#51 A Retrospective – Hiromi Tsuchida

26 March - 1 May 2022

IBASHO is proud to present Hiromi Tsuchida’s solo exhibition ‘A Retrospective’. Tsuchida is one of the grand masters of Japanese photography, who has produced unique work since the 1970s. He has uniquely managed to metaphor his countrys social-economic direction through a number of techniques and approaches. Works from his seminal series ‘Zokushin’, ‘Counting Grains of Sand’, ‘Hiroshima Collection’ and ‘Hiroshima Monument’ will be exhibited.

 

Born in Fukui Prefecture in 1939, Hiromi Tsuchida studied engineering before enrolling in the Tokyo College of Photography in 1965 where he was later to return as a professor. He became a freelance photographer in 1971. Tsuchida began to receive recognition for his work early in his career with his first solo exhibition 'Autistic Space' at Nikon Salon in Ginza, Tokyo in 1971 and was included in the seminal 1974 exhibition 'New Japanese Photography' at MoMA in New York. 

 

His first publication 'Zokushin' (Gods of the Earth, 1976) won high praise and became the subject of national and international exhibitions. From 1968 to 1975, during a time of accelerated political, societal and economic change in Japan and a growing affluence, Tsuchida turned his lens to the people seeming left behind, the older generations, and the rural populace throughout the Japanese archipelago, where he photographed images of traditional Japanese life, including festivals and rituals.

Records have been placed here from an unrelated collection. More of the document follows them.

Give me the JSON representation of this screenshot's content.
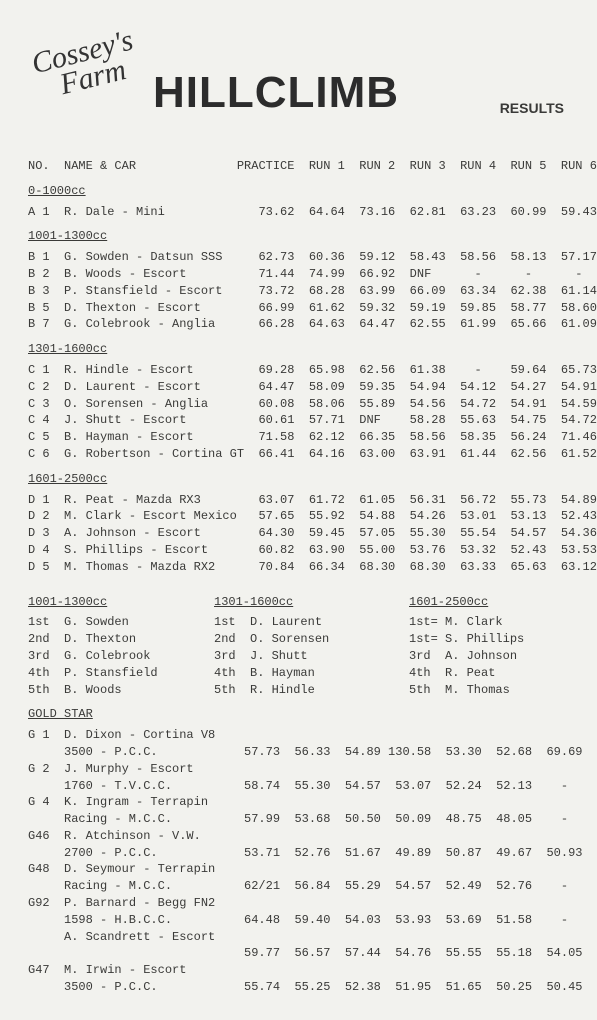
{
  "header": {
    "cursive_line1": "Cossey's",
    "cursive_line2": "Farm",
    "title": "HILLCLIMB",
    "results": "RESULTS"
  },
  "columns": "NO.  NAME & CAR              PRACTICE  RUN 1  RUN 2  RUN 3  RUN 4  RUN 5  RUN 6",
  "classes": [
    {
      "label": "0-1000cc",
      "rows": [
        "A 1  R. Dale - Mini             73.62  64.64  73.16  62.81  63.23  60.99  59.43"
      ]
    },
    {
      "label": "1001-1300cc",
      "rows": [
        "B 1  G. Sowden - Datsun SSS     62.73  60.36  59.12  58.43  58.56  58.13  57.17",
        "B 2  B. Woods - Escort          71.44  74.99  66.92  DNF      -      -      -",
        "B 3  P. Stansfield - Escort     73.72  68.28  63.99  66.09  63.34  62.38  61.14",
        "B 5  D. Thexton - Escort        66.99  61.62  59.32  59.19  59.85  58.77  58.60",
        "B 7  G. Colebrook - Anglia      66.28  64.63  64.47  62.55  61.99  65.66  61.09"
      ]
    },
    {
      "label": "1301-1600cc",
      "rows": [
        "C 1  R. Hindle - Escort         69.28  65.98  62.56  61.38    -    59.64  65.73",
        "C 2  D. Laurent - Escort        64.47  58.09  59.35  54.94  54.12  54.27  54.91",
        "C 3  O. Sorensen - Anglia       60.08  58.06  55.89  54.56  54.72  54.91  54.59",
        "C 4  J. Shutt - Escort          60.61  57.71  DNF    58.28  55.63  54.75  54.72",
        "C 5  B. Hayman - Escort         71.58  62.12  66.35  58.56  58.35  56.24  71.46",
        "C 6  G. Robertson - Cortina GT  66.41  64.16  63.00  63.91  61.44  62.56  61.52"
      ]
    },
    {
      "label": "1601-2500cc",
      "rows": [
        "D 1  R. Peat - Mazda RX3        63.07  61.72  61.05  56.31  56.72  55.73  54.89",
        "D 2  M. Clark - Escort Mexico   57.65  55.92  54.88  54.26  53.01  53.13  52.43",
        "D 3  A. Johnson - Escort        64.30  59.45  57.05  55.30  55.54  54.57  54.36",
        "D 4  S. Phillips - Escort       60.82  63.90  55.00  53.76  53.32  52.43  53.53",
        "D 5  M. Thomas - Mazda RX2      70.84  66.34  68.30  68.30  63.33  65.63  63.12"
      ]
    }
  ],
  "rankings": [
    {
      "label": "1001-1300cc",
      "rows": [
        "1st  G. Sowden",
        "2nd  D. Thexton",
        "3rd  G. Colebrook",
        "4th  P. Stansfield",
        "5th  B. Woods"
      ]
    },
    {
      "label": "1301-1600cc",
      "rows": [
        "1st  D. Laurent",
        "2nd  O. Sorensen",
        "3rd  J. Shutt",
        "4th  B. Hayman",
        "5th  R. Hindle"
      ]
    },
    {
      "label": "1601-2500cc",
      "rows": [
        "1st= M. Clark",
        "1st= S. Phillips",
        "3rd  A. Johnson",
        "4th  R. Peat",
        "5th  M. Thomas"
      ]
    }
  ],
  "gold": {
    "label": "GOLD STAR",
    "entries": [
      {
        "l1": "G 1  D. Dixon - Cortina V8",
        "l2": "3500 - P.C.C.            57.73  56.33  54.89 130.58  53.30  52.68  69.69"
      },
      {
        "l1": "G 2  J. Murphy - Escort",
        "l2": "1760 - T.V.C.C.          58.74  55.30  54.57  53.07  52.24  52.13    -"
      },
      {
        "l1": "G 4  K. Ingram - Terrapin",
        "l2": "Racing - M.C.C.          57.99  53.68  50.50  50.09  48.75  48.05    -"
      },
      {
        "l1": "G46  R. Atchinson - V.W.",
        "l2": "2700 - P.C.C.            53.71  52.76  51.67  49.89  50.87  49.67  50.93"
      },
      {
        "l1": "G48  D. Seymour - Terrapin",
        "l2": "Racing - M.C.C.          62/21  56.84  55.29  54.57  52.49  52.76    -"
      },
      {
        "l1": "G92  P. Barnard - Begg FN2",
        "l2": "1598 - H.B.C.C.          64.48  59.40  54.03  53.93  53.69  51.58    -"
      },
      {
        "l1": "     A. Scandrett - Escort",
        "l2": "                         59.77  56.57  57.44  54.76  55.55  55.18  54.05"
      },
      {
        "l1": "G47  M. Irwin - Escort",
        "l2": "3500 - P.C.C.            55.74  55.25  52.38  51.95  51.65  50.25  50.45"
      }
    ]
  }
}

In his subsequent series ‘Counting Grains of Sand’, Tsuchida further pursued these themes, accentuating the sense of suspended time and ancient custom in the midst of encroaching urbanisation and crowded metropolitan areas. In the exhibition prints from 1984/1985 are exhibited.

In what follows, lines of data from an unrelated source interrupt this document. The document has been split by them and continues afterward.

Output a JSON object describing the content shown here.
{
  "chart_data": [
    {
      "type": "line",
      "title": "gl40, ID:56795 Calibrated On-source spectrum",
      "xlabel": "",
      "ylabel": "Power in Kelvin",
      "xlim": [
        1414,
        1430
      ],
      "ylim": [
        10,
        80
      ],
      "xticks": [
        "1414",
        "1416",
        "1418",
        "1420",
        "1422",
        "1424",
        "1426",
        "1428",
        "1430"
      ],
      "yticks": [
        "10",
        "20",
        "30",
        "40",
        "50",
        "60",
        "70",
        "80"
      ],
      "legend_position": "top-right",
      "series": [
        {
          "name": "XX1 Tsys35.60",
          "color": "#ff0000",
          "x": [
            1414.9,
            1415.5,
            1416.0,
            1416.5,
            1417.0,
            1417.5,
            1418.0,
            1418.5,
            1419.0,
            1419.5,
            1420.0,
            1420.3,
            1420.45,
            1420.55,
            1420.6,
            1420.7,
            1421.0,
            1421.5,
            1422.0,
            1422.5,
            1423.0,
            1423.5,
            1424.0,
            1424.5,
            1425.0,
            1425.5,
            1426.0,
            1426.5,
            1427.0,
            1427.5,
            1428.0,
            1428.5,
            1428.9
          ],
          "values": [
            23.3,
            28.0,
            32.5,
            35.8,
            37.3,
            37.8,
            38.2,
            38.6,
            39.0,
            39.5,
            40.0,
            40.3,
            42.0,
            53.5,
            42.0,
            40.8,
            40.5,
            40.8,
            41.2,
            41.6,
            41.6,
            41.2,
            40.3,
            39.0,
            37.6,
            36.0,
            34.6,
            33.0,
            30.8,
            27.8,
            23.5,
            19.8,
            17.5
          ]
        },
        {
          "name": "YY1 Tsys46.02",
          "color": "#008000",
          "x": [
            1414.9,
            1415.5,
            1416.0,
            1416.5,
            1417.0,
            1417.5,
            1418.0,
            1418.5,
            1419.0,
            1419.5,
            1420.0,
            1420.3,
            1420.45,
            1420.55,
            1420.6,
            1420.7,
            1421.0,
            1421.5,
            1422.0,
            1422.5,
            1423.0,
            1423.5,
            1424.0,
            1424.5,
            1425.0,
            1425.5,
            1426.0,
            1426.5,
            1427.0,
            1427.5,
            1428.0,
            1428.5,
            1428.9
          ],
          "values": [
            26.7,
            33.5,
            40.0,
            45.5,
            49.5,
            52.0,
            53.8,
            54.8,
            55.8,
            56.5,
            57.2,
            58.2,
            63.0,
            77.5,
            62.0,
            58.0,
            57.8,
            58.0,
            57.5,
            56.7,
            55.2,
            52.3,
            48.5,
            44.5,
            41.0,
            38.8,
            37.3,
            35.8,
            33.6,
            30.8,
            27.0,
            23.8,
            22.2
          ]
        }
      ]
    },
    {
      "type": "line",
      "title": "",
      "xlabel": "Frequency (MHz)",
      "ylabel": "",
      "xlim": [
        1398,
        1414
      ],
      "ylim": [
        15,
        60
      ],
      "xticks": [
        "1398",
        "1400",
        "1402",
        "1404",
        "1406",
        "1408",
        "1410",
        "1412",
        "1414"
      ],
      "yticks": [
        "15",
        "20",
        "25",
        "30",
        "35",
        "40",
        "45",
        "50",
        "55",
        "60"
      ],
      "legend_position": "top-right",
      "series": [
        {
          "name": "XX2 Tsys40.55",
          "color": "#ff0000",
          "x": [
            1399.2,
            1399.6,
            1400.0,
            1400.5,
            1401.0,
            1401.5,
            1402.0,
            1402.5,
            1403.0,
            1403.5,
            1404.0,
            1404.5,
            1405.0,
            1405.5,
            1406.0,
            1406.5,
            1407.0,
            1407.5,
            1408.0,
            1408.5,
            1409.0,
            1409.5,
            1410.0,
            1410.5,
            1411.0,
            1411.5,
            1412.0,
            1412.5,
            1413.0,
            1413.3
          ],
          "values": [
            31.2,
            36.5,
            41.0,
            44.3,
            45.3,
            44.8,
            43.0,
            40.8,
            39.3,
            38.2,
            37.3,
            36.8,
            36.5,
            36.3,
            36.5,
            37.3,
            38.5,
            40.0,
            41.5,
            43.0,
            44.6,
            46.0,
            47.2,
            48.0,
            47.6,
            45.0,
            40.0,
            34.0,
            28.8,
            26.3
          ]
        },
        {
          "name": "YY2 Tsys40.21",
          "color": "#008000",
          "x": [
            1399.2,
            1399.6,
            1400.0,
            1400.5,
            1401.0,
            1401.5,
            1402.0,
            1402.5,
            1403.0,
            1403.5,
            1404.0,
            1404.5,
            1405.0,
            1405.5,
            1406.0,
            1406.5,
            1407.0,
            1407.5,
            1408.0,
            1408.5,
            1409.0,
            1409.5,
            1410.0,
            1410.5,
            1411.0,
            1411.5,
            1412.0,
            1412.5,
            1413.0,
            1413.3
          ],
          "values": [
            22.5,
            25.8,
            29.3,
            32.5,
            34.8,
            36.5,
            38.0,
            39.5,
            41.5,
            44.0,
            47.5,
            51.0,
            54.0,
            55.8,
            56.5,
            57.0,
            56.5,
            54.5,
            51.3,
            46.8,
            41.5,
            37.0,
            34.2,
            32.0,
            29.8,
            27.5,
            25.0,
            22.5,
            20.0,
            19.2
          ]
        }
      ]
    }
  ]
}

As of the 1980s Tsuchida delved deeply into the subject of the bombing of Hiroshima and its aftermath. Tsuchida started photographing objects from the Hiroshima Peace Memorial Museum 37 years after the bomb. He has photographed the victim's personal belongings as a 'documentarian'. This neutrality is evident from the simple presentation of each personal object, accompanied by a note about its owner and their distance from the hypo centre at the moment of the atomic blast, 8:15 a.m. on 6 August 1945. These photographed objects might be seen as stand-ins for their owners, making Tsuchida's work a form of posthumous portraiture. In 1985 Tsuchida's photos of Hiroshima travelled throughout Japan and abroad in an exhibition sponsored by UNESCO. The works exhibited at IBASHO are from circa 1985.

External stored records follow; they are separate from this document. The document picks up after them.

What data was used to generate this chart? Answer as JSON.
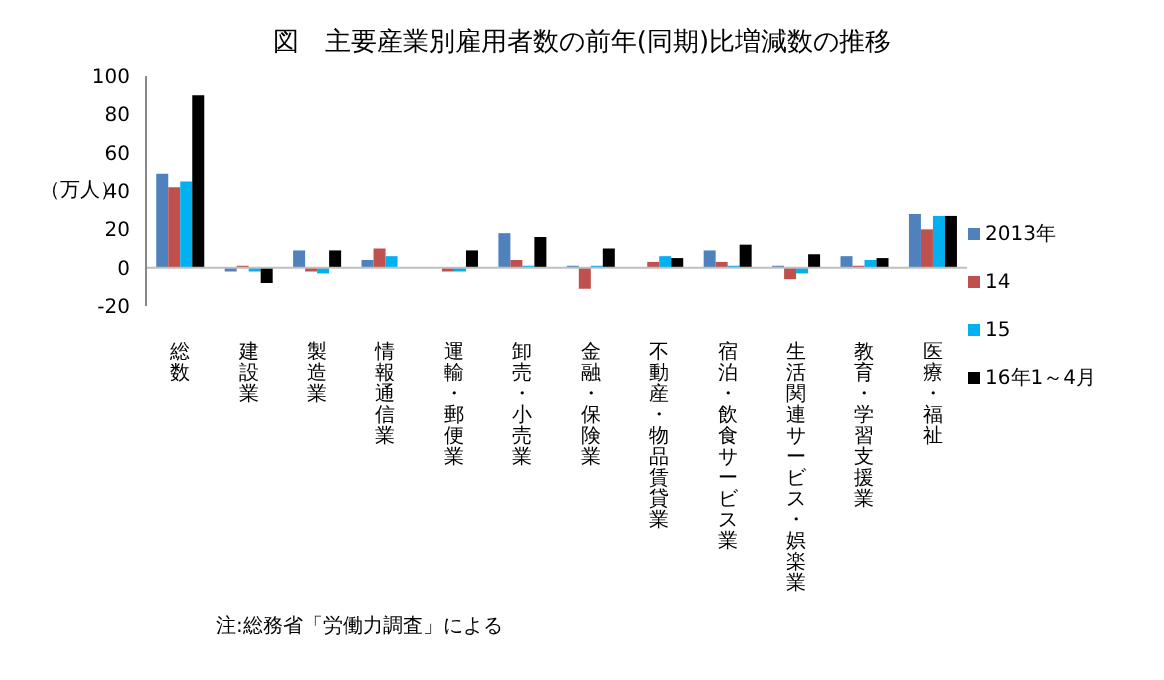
{
  "chart_data": {
    "type": "bar",
    "title": "図　主要産業別雇用者数の前年(同期)比増減数の推移",
    "ylabel": "（万人）",
    "categories": [
      "総数",
      "建設業",
      "製造業",
      "情報通信業",
      "運輸・郵便業",
      "卸売・小売業",
      "金融・保険業",
      "不動産・物品賃貸業",
      "宿泊・飲食サービス業",
      "生活関連サービス・娯楽業",
      "教育・学習支援業",
      "医療・福祉"
    ],
    "series": [
      {
        "name": "2013年",
        "color": "#4f81bd",
        "values": [
          49,
          -2,
          9,
          4,
          0,
          18,
          1,
          0,
          9,
          1,
          6,
          28
        ]
      },
      {
        "name": "14",
        "color": "#c0504d",
        "values": [
          42,
          1,
          -2,
          10,
          -2,
          4,
          -11,
          3,
          3,
          -6,
          1,
          20
        ]
      },
      {
        "name": "15",
        "color": "#00b0f0",
        "values": [
          45,
          -2,
          -3,
          6,
          -2,
          1,
          1,
          6,
          1,
          -3,
          4,
          27
        ]
      },
      {
        "name": "16年1～4月",
        "color": "#000000",
        "values": [
          90,
          -8,
          9,
          0,
          9,
          16,
          10,
          5,
          12,
          7,
          5,
          27
        ]
      }
    ],
    "ylim": [
      -20,
      100
    ],
    "yticks": [
      -20,
      0,
      20,
      40,
      60,
      80,
      100
    ],
    "grid": false,
    "legend": "right",
    "ref_lines": [
      {
        "axis": "y",
        "value": 0,
        "color": "#bfbfbf"
      }
    ],
    "annotations": [
      "注:総務省「労働力調査」による"
    ]
  }
}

In his project ‘Hiroshima Monument’ Tsuchida has photographed from 1979-1983, the city of Hiroshima and the buildings, trees and stone monuments that survived the atomic bomb. Ten years later, from 1989-1994, he documented these earlier photographed subjects to find out how they had changed over the course of ten years. With this project - which is still ongoing - Tsuchida intends to depict the nature of Hiroshima’s transformation. Two sequences of street scenes will be shown in the exhibition. 

 

In 2007, Hiromi Tsuchida's Japan, a retrospective, was held at the Tokyo Metropolitan Museum of Photography where he was presented with the 27th Annual Ken Domon Award. His works can be found in the Tokyo Metropolitan Museum of Photography, the Museum of Modern Art in New York, the French National Library in Paris, the National Museum of Modern Art in Canada, the European Photography Center, San Francisco Museum of Modern Art, and the J. Paul Getty Museum. After serving as principal of the Tokyo College of Photography, Tsuchida has become an Affiliate professor at Osaka University in 2000. His creative photo career is now over 40 years long.